A wise friend keeps telling me that the best way to validate a data vault model is to recreate the source as a test. Recently I had the opportunity to test out how to do this in Snowflake as the entire data pipeline is written with snowflake stored procedures and orchestrated with tasks (this was for a Proof of Concept and I would always advocate for an automation tool to build out any data vault). In Snowflake, comparing two files, even large ones, is really simple. Here’s how I went about it.
The source file was staged in an internal stage. Stored procedures and tasks were then used to migrate it through to the raw vault data structures. Once the data populated those structures, views were created that mimicked the original source file’s structure and content.
From here, I used a specific file format that created the file in a tsv with .txt extension and then used the COPY INTO to dump the data as a file into an internal stage.
create or replace file format member_roster_extract type = csv field_delimiter = '|' field_optionally_enclosed_by = None file_extension = 'txt' EMPTY_FIELD_AS_NULL = FALSE null_if= ('') compression = 'gzip';
COPY INTO @int_file_delivery FROM ( SELECT FIRST_NAME, LAST_NAME, ADDRESS_1, ADDRESS_2, CITY, STATE, ZIP, BIRTHDAY FROM MEMBER_ROSTER) FILE_FORMAT = (FORMAT_NAME =’member_roster_extract’) header=true single = true
Then I wrote a query that joined the views from both stages (where the source file resided and where the output file resided) to compare the contents of both. Any lines that do not match will show up in this query.
The $1, $2, $3 are the fields from the file that you want to use in the concatenation for the compare; this allows you to pick the order of the fields and which ones you want to use. I chose to do the concat so I could easily see all the fields in the rows that didn’t match to help with troubleshooting.

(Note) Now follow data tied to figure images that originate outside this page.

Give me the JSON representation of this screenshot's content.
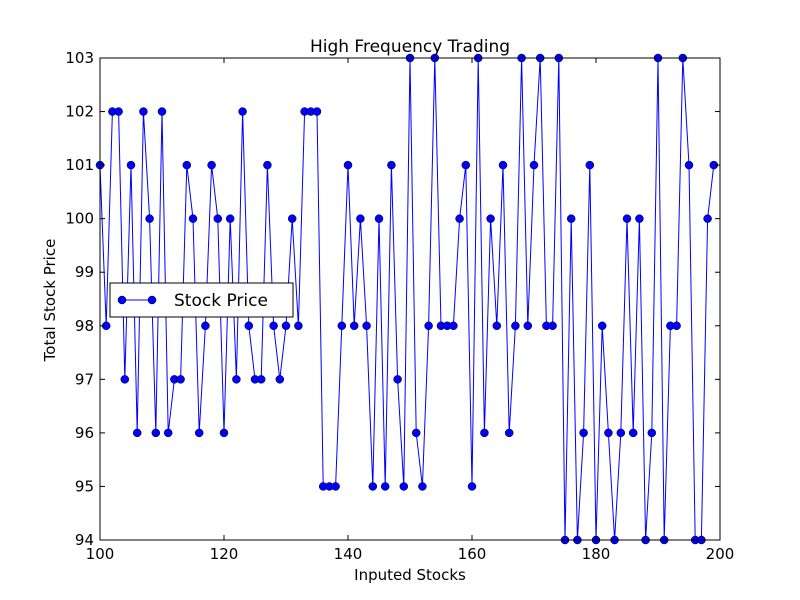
{
  "chart_data": {
    "type": "line",
    "title": "High Frequency Trading",
    "xlabel": "Inputed Stocks",
    "ylabel": "Total Stock Price",
    "xlim": [
      100,
      200
    ],
    "ylim": [
      94,
      103
    ],
    "xticks": [
      100,
      120,
      140,
      160,
      180,
      200
    ],
    "yticks": [
      94,
      95,
      96,
      97,
      98,
      99,
      100,
      101,
      102,
      103
    ],
    "grid": false,
    "legend_position": "center-left",
    "series": [
      {
        "name": "Stock Price",
        "color": "#0000ff",
        "marker": "circle",
        "x_start": 100,
        "values": [
          101,
          98,
          102,
          102,
          97,
          101,
          96,
          102,
          100,
          96,
          102,
          96,
          97,
          97,
          101,
          100,
          96,
          98,
          101,
          100,
          96,
          100,
          97,
          102,
          98,
          97,
          97,
          101,
          98,
          97,
          98,
          100,
          98,
          102,
          102,
          102,
          95,
          95,
          95,
          98,
          101,
          98,
          100,
          98,
          95,
          100,
          95,
          101,
          97,
          95,
          103,
          96,
          95,
          98,
          103,
          98,
          98,
          98,
          100,
          101,
          95,
          103,
          96,
          100,
          98,
          101,
          96,
          98,
          103,
          98,
          101,
          103,
          98,
          98,
          103,
          94,
          100,
          94,
          96,
          101,
          94,
          98,
          96,
          94,
          96,
          100,
          96,
          100,
          94,
          96,
          103,
          94,
          98,
          98,
          103,
          101,
          94,
          94,
          100,
          101
        ]
      }
    ]
  }
}
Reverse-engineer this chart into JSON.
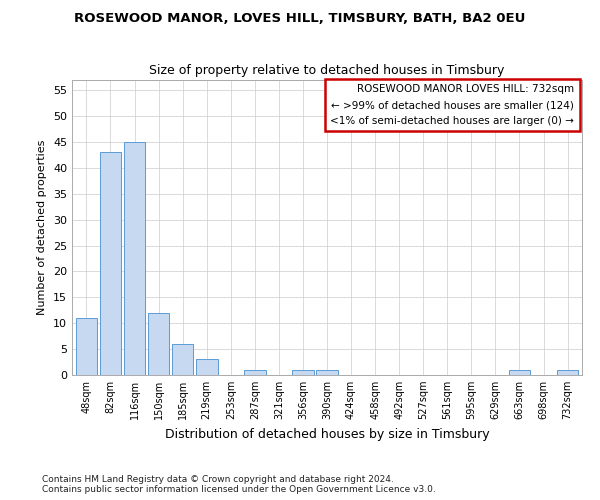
{
  "title": "ROSEWOOD MANOR, LOVES HILL, TIMSBURY, BATH, BA2 0EU",
  "subtitle": "Size of property relative to detached houses in Timsbury",
  "xlabel": "Distribution of detached houses by size in Timsbury",
  "ylabel": "Number of detached properties",
  "bar_color": "#c6d9f0",
  "bar_edge_color": "#5b9bd5",
  "categories": [
    "48sqm",
    "82sqm",
    "116sqm",
    "150sqm",
    "185sqm",
    "219sqm",
    "253sqm",
    "287sqm",
    "321sqm",
    "356sqm",
    "390sqm",
    "424sqm",
    "458sqm",
    "492sqm",
    "527sqm",
    "561sqm",
    "595sqm",
    "629sqm",
    "663sqm",
    "698sqm",
    "732sqm"
  ],
  "values": [
    11,
    43,
    45,
    12,
    6,
    3,
    0,
    1,
    0,
    1,
    1,
    0,
    0,
    0,
    0,
    0,
    0,
    0,
    1,
    0,
    1
  ],
  "ylim": [
    0,
    57
  ],
  "yticks": [
    0,
    5,
    10,
    15,
    20,
    25,
    30,
    35,
    40,
    45,
    50,
    55
  ],
  "annotation_box_color": "#ffffff",
  "annotation_box_edge_color": "#cc0000",
  "annotation_line1": "ROSEWOOD MANOR LOVES HILL: 732sqm",
  "annotation_line2": "← >99% of detached houses are smaller (124)",
  "annotation_line3": "<1% of semi-detached houses are larger (0) →",
  "footer_line1": "Contains HM Land Registry data © Crown copyright and database right 2024.",
  "footer_line2": "Contains public sector information licensed under the Open Government Licence v3.0.",
  "background_color": "#ffffff",
  "grid_color": "#cccccc"
}
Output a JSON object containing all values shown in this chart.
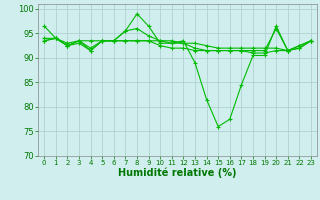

with import_file as ( select $1::VARCHAR || ‘|’ || $2::VARCHAR || ‘|’ || $3::VARCHAR || ‘|’ || $4::VARCHAR || ‘|’ || $5::VARCHAR || ‘|’ || $6::VARCHAR || ‘|’ || $7::VARCHAR as concat_row from @int_file_import/member_roster_202212.txt.gz (file_format =>’member_roster_tsv') ), export_file as ( select $1::VARCHAR || ‘|’ || $2::VARCHAR || ‘|’ || $3::VARCHAR || ‘|’ || $4::VARCHAR || ‘|’ || $5::VARCHAR || ‘|’ || $6::VARCHAR || ‘|’ || $7::VARCHAR as concat_row from @int_file_export/member_roster_202212.txt.gz (file_format =>’member_roster_tsv') ) select e.concat_row, o.concat_row from extract_file e FULL JOIN original_file o on o.concat_row = e.concat_row where e.concat_row is null or o.concat_row is null;
What I love about this is that you might not care about the order of the columns or the order of the data in the file (sort order) or maybe you have one field you aren’t actually bringing through because it’s not relevant BUT you can actually still generate the file in whatever column or sort order you want and STILL be able to compare quickly.